Led by curiosity of different way of life and attracted to the people he met, De Schamphelaere stayed with remote communities, eventually overcoming deep-running distrust to a lone white man with unclear motives. This involved a good amount of non-verbal communication. The level of his involvement shows in the b&w work of that period, which breaths the spirit of a Sebastião Salgado. Trust and mutual respect, are clearly the prerequisite also to the large scale portraits, when ever larger groups of people with little prior experience with the medium, felt obliged to stand before the camera.

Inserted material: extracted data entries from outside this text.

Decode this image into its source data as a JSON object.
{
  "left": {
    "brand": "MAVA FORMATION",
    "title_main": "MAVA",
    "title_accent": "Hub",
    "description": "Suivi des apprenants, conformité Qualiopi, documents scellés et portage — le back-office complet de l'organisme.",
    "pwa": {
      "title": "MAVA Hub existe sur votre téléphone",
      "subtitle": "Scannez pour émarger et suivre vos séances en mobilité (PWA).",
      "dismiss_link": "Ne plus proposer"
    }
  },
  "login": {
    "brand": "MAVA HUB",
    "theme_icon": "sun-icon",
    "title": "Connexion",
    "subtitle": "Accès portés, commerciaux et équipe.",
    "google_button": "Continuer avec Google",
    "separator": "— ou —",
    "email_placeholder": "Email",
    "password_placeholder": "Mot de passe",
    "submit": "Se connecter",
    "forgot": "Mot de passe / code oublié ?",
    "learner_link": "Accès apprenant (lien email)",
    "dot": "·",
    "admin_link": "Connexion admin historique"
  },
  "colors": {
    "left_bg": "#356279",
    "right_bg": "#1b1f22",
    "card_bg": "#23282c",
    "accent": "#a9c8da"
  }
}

When De Schamphelaere gathered the village to make a last group photograph, the idea was to combine meaningful individual portraits of up to two hundred people. But, frustrated by the fact that he could not get entire community on one image, he applied his knowledge of digital technology to the scene. This adds up to a large image full of detail. Looking at it is like moving through a crowd - vagaries of perspective aside. In the meanwhile, De Schamphelaere has returned time and again with the prints to the people he has met. Part of the income from print sales in Europe will flow back to the communities in Africa, amounting to something of a one-man aid project.
This production by Wim De Schamphelaere is marked by adherence to a certain method, combining the systematic use of the camera to his topic. Systematic, structured, controlled application is familiar usage. But these images are not about architectures, or types, but portraits of people taking a break from a days work to offer their faces to us.
At the first viewing, McBride Fine Art invited Wim De Schamphelaere to a first solo show.